SIMA 2 solves this in virtual environments. Google’s agent doesn’t just execute commands, it maintains persistent goals across gaming sessions, reasons about cause and effect, and learns new skills without being explicitly programmed. When you tell it “build a house,” it figures out it needs to gather materials first, find a good location, and plan the structure. This kind of multi-step reasoning with environmental feedback is new.

Holo2 brings this to computer interfaces. It’s not using predefined clicking patterns or UI maps. The model understands interface elements conceptually, it knows what a button does, not just where it is. H-Company’s benchmarks show it handling complex workflows across different operating systems without specific training for each one.

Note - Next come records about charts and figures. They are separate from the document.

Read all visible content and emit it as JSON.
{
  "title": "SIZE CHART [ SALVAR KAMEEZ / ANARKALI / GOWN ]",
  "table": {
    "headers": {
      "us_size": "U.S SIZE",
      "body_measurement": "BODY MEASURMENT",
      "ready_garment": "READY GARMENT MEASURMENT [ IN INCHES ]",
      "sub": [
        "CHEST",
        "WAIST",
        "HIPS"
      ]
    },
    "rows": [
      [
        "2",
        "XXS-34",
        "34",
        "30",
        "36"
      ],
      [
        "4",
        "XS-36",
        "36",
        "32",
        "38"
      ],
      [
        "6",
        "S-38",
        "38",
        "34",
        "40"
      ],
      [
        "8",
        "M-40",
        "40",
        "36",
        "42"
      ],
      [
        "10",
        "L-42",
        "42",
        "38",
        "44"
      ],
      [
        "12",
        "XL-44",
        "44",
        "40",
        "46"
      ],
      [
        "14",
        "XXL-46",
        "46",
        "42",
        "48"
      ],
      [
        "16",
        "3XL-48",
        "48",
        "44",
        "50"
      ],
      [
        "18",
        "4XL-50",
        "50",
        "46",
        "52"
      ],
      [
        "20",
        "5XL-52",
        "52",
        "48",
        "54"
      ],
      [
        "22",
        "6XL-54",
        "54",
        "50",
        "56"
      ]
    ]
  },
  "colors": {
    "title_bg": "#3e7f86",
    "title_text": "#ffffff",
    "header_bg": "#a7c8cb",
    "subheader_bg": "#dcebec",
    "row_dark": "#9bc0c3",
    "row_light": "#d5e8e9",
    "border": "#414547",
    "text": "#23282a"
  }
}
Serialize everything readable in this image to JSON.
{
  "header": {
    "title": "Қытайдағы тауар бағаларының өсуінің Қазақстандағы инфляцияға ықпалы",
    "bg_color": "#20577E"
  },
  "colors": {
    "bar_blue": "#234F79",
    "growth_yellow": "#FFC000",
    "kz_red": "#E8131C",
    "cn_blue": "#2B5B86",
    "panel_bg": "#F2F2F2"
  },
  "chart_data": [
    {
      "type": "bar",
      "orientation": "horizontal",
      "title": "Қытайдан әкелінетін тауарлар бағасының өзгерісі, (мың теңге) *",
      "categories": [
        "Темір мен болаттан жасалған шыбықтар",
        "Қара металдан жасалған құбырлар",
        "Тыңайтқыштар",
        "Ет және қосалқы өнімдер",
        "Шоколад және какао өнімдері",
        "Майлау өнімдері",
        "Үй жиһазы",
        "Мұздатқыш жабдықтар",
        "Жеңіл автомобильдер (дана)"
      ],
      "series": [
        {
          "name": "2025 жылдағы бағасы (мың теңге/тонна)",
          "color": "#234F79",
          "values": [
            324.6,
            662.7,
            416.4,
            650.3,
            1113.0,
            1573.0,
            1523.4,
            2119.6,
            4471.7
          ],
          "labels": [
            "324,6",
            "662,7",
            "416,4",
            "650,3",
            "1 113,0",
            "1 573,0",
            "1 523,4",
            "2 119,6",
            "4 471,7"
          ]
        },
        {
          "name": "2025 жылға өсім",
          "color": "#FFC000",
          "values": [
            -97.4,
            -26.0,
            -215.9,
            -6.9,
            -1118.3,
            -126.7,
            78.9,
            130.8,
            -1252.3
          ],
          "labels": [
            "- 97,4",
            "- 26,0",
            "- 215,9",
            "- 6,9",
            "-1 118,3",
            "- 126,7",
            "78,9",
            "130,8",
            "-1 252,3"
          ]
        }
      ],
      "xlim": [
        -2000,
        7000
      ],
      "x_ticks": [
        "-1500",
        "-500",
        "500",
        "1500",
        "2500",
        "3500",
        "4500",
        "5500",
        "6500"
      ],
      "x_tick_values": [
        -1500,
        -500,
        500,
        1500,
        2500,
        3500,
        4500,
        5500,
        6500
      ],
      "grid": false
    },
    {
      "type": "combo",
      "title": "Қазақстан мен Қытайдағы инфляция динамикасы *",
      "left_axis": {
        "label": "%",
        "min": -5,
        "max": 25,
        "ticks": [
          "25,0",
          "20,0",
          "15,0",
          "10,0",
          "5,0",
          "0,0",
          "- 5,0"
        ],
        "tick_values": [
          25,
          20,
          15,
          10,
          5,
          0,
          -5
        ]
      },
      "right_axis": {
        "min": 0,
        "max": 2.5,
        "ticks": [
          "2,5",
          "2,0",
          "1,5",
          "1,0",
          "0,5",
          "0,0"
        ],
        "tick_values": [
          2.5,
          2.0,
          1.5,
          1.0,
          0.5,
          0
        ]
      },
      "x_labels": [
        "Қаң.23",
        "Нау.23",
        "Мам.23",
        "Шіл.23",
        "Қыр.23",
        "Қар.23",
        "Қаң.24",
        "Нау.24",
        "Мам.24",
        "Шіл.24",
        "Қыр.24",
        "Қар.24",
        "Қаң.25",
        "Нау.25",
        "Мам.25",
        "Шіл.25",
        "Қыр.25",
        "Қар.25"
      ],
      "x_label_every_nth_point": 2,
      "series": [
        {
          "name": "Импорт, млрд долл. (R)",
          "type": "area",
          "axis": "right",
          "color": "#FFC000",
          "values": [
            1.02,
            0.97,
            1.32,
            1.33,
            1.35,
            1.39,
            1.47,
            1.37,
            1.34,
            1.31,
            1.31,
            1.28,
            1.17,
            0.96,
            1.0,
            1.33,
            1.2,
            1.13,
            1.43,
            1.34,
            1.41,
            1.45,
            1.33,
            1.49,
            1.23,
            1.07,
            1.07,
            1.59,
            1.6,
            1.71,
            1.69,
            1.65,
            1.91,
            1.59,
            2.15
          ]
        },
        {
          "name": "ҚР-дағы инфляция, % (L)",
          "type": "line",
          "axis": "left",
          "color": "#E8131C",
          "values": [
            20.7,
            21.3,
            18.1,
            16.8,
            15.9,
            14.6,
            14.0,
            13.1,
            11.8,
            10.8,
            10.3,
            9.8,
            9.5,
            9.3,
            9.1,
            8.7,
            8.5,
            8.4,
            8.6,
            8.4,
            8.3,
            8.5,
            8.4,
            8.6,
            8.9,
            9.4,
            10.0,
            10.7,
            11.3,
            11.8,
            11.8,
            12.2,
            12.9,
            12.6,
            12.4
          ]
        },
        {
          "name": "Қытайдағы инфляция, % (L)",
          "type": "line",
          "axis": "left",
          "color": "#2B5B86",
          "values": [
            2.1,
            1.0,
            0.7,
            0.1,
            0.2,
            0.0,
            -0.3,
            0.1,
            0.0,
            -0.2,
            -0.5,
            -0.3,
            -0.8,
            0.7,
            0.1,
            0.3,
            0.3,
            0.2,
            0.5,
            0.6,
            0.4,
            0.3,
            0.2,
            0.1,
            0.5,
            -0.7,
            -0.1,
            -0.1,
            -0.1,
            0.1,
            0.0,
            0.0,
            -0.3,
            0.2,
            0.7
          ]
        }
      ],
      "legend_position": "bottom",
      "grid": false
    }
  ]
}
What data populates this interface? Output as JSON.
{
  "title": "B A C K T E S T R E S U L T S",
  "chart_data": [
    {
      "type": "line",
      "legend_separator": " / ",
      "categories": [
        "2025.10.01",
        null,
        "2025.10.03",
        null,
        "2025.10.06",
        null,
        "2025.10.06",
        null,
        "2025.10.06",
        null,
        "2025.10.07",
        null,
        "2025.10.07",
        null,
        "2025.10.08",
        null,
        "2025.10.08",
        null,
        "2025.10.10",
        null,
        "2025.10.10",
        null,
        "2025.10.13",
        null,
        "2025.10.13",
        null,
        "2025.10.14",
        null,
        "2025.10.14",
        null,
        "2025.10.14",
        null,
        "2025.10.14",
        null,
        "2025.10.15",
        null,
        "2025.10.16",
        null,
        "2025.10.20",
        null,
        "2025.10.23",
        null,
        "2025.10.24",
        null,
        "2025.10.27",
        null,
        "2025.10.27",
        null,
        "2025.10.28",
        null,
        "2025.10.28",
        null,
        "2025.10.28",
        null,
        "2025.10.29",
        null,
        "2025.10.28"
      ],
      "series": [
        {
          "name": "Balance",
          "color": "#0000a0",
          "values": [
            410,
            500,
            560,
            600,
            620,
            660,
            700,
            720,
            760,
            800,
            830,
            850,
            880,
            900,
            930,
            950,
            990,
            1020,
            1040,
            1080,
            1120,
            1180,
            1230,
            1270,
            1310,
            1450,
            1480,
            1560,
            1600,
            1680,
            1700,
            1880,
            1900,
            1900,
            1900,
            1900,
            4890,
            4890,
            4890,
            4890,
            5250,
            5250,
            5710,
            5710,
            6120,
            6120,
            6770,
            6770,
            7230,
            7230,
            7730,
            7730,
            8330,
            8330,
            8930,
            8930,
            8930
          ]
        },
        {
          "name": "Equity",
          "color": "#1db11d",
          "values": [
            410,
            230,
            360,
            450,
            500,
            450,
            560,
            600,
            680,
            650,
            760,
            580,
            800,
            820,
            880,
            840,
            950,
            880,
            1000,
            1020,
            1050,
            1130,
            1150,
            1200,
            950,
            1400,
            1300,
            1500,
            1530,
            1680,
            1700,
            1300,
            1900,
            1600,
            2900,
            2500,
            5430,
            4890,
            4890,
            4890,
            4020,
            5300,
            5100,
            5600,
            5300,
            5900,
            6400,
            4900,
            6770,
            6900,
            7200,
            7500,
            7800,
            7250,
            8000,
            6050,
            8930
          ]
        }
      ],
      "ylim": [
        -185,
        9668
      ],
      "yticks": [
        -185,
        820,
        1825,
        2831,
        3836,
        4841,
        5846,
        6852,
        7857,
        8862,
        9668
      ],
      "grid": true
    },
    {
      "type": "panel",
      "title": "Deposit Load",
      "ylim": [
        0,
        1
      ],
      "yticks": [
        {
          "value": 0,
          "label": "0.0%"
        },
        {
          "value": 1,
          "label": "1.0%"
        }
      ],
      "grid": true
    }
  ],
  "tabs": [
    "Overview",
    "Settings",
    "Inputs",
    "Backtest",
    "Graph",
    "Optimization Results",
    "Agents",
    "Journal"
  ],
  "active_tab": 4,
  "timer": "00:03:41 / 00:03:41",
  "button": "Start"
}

What connects these three? They’re all moving beyond the traditional pipeline of “perceive → classify → decide → act” toward integrated systems where perception and action inform each other continuously. The models learn by doing, not just by observing. This feedback loop between action and understanding is what makes these systems actually useful in unpredictable real-world scenarios.

The technical breakthrough here is handling uncertainty through interaction. Instead of needing perfect understanding before acting, these systems act to improve their understanding. That’s fundamentally different from how we’ve built AI systems until now.

Community + Shoutouts

dLLM

Zhanhui Zhou turned BERT into a chatbot using diffusion. Yes, you read that right, BERT can now chat.
Links: GitHub | Report | Hugging Face

Next Scene LoRA

OdinLovis built a LoRA that adds camera movement to image generation. Type “Next Scene” and watch your static image become a cinematic sequence.
Links: Hugging Face

That’s a wrap for Multimodal Monday #33! From robots that understand space with Pelican-VL, to AI that sees concepts like humans via DeepMind, to instant 3D worlds through Marble, this week redefined what multimodal means. Add Meta’s 1,600-language ASR and NVIDIA’s Music Flamingo understanding full songs, and you’re looking at AI systems that perceive, reason, and act across every modality.